Premiere in Lindenlohe: Eine schrittweise Beinverlängerung, von außen magnetisch gesteuert
Leitender Oberarzt Dr. Wolfgang Scior und Prof. Dr. Heiko Graichen setzen an der Asklepios Orthopädischen Klinik Lindenlohe innovative Technik ein
SCHWANDORF/LINDENLOHE. Eine Orthopädische Klinik wie Asklepios Lindenlohe ist einerseits ein guter Platz für medizin-technische und chirurgische Innovationen, andererseits ist es gerade beim Endoprothetik-Team um Professor Dr. Heiko Graichen Usus, dass exklusive OP-Methoden und höchstkomplexe neue Verfahren dank der Erfahrung der Mediziner schnell zu Standards werden.
Eine Premiere im OP-Saal ist deshalb auch in Lindenlohe immer etwas Besonderes, was kürzlich u.a. daran sichtbar wurde, dass viele Fachkolleginnen und -kollegen mit großem Interesse zuschauten, als der Leitende Oberarzt Dr. Wolfgang Scior erstmals bei einem Patienten einen speziellen Nagel für die Verlängerung eines Unterschenkels einsetzte. Der Clou dabei: Zum sog. Intramedullären (das heißt im Knochenmark befindlichen), eigens entwickelten Nagel gibt es eine Fernbedienung, die mit neuartiger Magnettechnologie das interne Getriebesystem des Nagels von außen steuert bzw. den Nagel per Knopfdruck präzise verlängert oder verkürzt.

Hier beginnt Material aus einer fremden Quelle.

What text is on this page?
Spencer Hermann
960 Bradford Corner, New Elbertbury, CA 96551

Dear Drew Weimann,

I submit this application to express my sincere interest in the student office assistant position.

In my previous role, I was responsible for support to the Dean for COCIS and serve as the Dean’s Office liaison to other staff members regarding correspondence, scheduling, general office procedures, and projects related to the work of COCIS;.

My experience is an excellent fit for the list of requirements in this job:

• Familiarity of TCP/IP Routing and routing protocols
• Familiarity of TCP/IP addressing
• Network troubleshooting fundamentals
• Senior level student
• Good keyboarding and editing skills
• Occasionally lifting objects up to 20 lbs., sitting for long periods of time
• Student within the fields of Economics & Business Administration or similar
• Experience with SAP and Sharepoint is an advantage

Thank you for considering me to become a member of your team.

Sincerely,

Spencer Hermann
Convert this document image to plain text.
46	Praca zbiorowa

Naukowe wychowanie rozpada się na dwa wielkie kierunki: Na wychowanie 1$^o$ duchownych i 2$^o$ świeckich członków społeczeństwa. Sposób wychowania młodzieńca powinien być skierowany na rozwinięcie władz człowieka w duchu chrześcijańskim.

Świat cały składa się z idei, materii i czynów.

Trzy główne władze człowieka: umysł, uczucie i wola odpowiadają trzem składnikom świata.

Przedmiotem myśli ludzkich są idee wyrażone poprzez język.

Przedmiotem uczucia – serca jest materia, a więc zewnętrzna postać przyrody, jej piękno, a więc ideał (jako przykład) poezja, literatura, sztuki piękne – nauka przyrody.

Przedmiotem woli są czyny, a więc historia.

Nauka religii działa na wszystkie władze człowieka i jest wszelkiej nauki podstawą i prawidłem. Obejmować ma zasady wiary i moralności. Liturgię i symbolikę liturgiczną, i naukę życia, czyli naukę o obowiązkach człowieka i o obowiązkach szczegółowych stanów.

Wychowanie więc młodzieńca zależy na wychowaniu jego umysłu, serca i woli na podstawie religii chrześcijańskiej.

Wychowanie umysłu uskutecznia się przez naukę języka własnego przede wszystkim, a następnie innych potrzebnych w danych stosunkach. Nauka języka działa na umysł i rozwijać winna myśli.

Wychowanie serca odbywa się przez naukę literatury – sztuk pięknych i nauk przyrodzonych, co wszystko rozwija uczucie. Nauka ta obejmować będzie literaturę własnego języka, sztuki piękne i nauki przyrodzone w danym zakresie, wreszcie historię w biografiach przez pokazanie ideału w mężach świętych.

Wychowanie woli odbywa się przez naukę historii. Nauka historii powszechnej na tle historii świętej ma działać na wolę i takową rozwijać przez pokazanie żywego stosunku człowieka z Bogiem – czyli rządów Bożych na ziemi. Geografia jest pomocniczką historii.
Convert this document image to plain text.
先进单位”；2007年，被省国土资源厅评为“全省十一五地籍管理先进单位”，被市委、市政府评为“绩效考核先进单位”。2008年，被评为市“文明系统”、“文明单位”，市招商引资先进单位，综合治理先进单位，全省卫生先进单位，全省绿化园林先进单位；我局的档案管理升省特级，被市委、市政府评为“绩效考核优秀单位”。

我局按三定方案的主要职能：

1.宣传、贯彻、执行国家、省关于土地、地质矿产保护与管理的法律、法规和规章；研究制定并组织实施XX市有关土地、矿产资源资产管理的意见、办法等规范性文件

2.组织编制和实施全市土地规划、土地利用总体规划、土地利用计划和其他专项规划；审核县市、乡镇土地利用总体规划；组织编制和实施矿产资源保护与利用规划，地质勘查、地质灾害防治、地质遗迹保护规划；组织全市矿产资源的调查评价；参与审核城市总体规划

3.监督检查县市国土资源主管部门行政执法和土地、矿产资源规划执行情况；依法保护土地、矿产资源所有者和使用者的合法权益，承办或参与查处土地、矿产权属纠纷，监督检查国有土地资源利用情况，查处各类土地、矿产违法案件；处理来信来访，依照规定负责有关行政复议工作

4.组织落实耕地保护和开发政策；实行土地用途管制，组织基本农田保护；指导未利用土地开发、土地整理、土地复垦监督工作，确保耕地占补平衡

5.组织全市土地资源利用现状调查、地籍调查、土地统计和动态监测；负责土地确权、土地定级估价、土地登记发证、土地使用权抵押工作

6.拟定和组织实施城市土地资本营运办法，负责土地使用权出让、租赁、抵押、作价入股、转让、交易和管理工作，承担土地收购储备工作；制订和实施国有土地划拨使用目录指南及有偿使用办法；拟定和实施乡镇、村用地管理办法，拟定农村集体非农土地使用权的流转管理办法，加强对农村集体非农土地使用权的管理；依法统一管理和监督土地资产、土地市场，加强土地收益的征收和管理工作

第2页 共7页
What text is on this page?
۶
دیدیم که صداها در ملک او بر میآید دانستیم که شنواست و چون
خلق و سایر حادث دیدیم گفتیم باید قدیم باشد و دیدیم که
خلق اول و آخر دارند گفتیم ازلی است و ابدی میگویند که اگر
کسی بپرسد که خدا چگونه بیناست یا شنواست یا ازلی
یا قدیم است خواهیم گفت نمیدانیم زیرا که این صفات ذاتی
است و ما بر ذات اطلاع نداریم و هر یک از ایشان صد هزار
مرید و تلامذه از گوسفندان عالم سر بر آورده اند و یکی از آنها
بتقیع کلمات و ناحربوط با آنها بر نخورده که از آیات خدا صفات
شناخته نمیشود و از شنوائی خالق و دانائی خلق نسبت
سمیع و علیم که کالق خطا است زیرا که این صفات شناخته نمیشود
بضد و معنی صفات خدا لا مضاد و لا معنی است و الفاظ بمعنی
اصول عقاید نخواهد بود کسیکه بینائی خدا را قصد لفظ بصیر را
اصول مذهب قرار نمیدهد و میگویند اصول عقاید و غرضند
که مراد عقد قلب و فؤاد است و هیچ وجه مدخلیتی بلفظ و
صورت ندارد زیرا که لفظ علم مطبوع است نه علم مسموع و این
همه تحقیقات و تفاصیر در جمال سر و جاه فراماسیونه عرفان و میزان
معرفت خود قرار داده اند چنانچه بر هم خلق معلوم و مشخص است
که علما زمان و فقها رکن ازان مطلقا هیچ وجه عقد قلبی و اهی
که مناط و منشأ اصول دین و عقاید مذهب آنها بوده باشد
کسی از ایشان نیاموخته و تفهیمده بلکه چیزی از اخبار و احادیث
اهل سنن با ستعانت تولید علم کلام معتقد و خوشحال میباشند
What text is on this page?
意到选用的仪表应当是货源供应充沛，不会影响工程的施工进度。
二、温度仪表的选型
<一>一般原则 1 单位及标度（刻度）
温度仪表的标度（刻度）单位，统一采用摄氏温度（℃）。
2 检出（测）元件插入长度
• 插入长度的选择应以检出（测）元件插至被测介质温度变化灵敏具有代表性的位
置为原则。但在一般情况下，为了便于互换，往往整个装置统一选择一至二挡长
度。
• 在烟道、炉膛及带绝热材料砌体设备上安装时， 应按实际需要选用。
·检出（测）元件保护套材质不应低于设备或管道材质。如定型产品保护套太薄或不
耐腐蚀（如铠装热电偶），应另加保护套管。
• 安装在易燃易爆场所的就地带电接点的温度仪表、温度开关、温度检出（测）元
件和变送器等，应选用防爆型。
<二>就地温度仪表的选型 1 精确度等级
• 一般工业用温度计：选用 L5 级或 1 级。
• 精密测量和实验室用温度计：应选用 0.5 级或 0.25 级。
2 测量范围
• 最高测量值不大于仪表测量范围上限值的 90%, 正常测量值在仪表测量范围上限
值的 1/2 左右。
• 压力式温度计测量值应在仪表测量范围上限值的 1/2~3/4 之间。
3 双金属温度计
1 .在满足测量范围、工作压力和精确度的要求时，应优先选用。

Es ist die erste Anwendung dieses Nagels in der Oberpfalz, der Vorteil für den Patienten liegt laut Dr. Scior vor allem darin, dass nicht mehr wie bei bisherigen Verfahren über Monate hinweg während der Verlängerung mit dem Fixateur Pins und Drähte aus der Haut herausschauen. Dies ist im Alltag sehr störend und hinderlich – und erfordert beim Patienten angesichts der Infektionsgefahr ein Höchstmaß an Zuverlässigkeit und Sorgfalt bei der Reinigung und Hygiene des Pins.
Eine lange Vorbereitung
Freitag, 13:30 Uhr. Der 38jährige Patient auf dem OP-Tisch hat eine lange Leidensgeschichte hinter sich, die als Kind bei einem schweren Unfall im Ausland ihren Anfang genommen hatte. Dort wurde er auch operiert – geblieben ist danach aber eine komplexe Fehlstellung des rechten Ober- und Unterschenkels mit einer verkürzten Beinlänge von rund zwölf Zentimeter. Vor zwei Jahren übernahmen Prof. Dr. Heiko Graichen und Dr. Wolfgang Scior die Behandlung und korrigierten in mehreren Operationen die Fehlstellung. Dies war die Voraussetzung, um sich nun um die Beinlängenverkürzung zu kümmern, nachdem der Knochen ausgeheilt war.
Bei der über dreistündigen Operation war auch ein Experte des Herstellers der neuartigen Technik vor Ort; im kontinuierlichen Austausch mit Dr. Wolfgang Scior analysierten sie gemeinsam jeden Schritt der OP und die Anforderungen des Nagels an seine Umgebung im Knochenmark des Schienbeins (Tibia). Die Zusammenarbeit begann bereits vor zwei Jahren, als Prof. Dr. Heiko Graichen den Behandlungsplan für den Patienten aufstellte und mit seinem Leitenden Oberarzt sukzessive umsetzte.
Ein besonderer Fokus vor Einsetzen des Nagels lag bei der präoperativen Planung, deren genaue Umsetzung „ein optimales Operationsergebnis erzielt“. Und dennoch war Dr. Sciors umfassende Erfahrung als Operateur gefragt, denn wie präoperativ vermutet, verstellte die Kniescheibe den Zugang zum Kopf der Tibia und ein alternativer Weg musste für den Nagel gefunden werden. Auch das gelang ohne Komplikationen, ebenso wie die gesamte Operation als „sehr erfolgreich“ abgeschlossen werden konnte. In Bruchteilen von Millimetern wird in den kommenden Wochen und Monaten der Nagel „von außen“ in die Länge gezogen – genau so langsam, dass sich neues Knochengewebe bilden kann „und am Ende der Behandlung beide Beine des Patienten gleich lang sind“.